J'ai le sentiment que
Stewart essayait de dire (sans dire) qu'elle était capable de
décrire le chagrin si bien parce qu'elle ne l'avait jamais vraiment
expérimenté. Dans le moment, ce sentiment a eu le sens le plus
logique du monde pour moi et dans le temps qui s'est écoulé depuis
que j'ai lutté avec ce film et j'ai traversé le brouillard
paralytique en essayant d'écrire dessus – cela donnait
l'impression d'être de plus en plus la seule approche honnête.
Stewart
préfère se noyer plutôt que patauger dans l'eau et Assayas a été
assez intelligent pour la laisser sauter dans le fond de la piscine.
'Nous sommes
notre propre personne',
a expliqué le réalisateur à propos de sa volonté de filmer son
actrice principale de cette manière. 'Le
processus de deuil est solitaire.
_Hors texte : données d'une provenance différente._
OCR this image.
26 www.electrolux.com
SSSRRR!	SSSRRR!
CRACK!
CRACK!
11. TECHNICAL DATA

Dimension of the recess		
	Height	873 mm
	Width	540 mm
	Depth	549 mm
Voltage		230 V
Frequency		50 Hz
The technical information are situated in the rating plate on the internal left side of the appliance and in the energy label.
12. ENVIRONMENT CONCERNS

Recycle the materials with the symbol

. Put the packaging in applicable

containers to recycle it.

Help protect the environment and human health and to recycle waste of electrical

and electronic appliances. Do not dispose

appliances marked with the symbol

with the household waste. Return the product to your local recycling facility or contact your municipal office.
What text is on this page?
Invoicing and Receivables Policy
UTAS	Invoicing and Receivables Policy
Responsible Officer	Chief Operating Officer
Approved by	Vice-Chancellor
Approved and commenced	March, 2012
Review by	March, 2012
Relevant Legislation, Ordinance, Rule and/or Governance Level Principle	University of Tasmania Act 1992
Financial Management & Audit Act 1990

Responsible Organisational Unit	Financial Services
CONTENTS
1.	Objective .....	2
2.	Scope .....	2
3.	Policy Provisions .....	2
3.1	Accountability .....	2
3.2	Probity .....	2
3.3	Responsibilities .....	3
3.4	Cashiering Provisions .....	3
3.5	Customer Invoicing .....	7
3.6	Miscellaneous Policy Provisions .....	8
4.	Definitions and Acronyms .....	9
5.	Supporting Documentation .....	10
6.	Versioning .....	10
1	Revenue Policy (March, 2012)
Vous pouvez en parler avec votre
meilleur ami, mais cela ne vous fera pas aller mieux en fin de
compte. Tout le bien qui peut en sortir, c'est quelque chose qui
passe à travers votre personne'.
'Peu
importe où nous quittons Maureen',
a conclu Assayas, en parlant de la coda puissamment elliptique qui
clos son nouveau film.
'Elle a décidé, en fin de compte, que son frère reste en son sein
et qu'il le restera'.
Le réalisateur a réfléchi un moment, retournant les mots dans sa
tête. 'Vous
êtes vraiment seul avec votre propre deuil'.
Mais
grâce à des films comme Personal Shopper,
cela n'est pas tout à fait vrai.
Sur un calendrier suffisamment long, chaque film est une histoire de
fantôme.
J'ai
de nouveau regardé Personal Shopper
après avoir parlé avec Stewart et Assayas, j'ai pensé à la façon
dont Maureen s'était convaincue (et moi-même) qu'elle recevait des
SMS de l'au-delà, de toutes les façons avec lesquelles elle tente
de contacter son frère mort et j'en suis arrivée à la conclusion
qu'il s'agissait d'un film sur une femme qui pense qu'elle est à la
recherche d'une porte, mais qui passe la plupart du temps à se
regarder dans les miroirs. Maureen pourrait être en mesure de voir
l'énergie électrique fantomatique alors que cela craque autour
d'elle dans un couloir sombre, mais elle est plus hantée que les
maisons dont on lui a demandé qu'elle enquête. Elle voit son frère
en elle-même, et tout le reste n'est qu'un tour de lumière.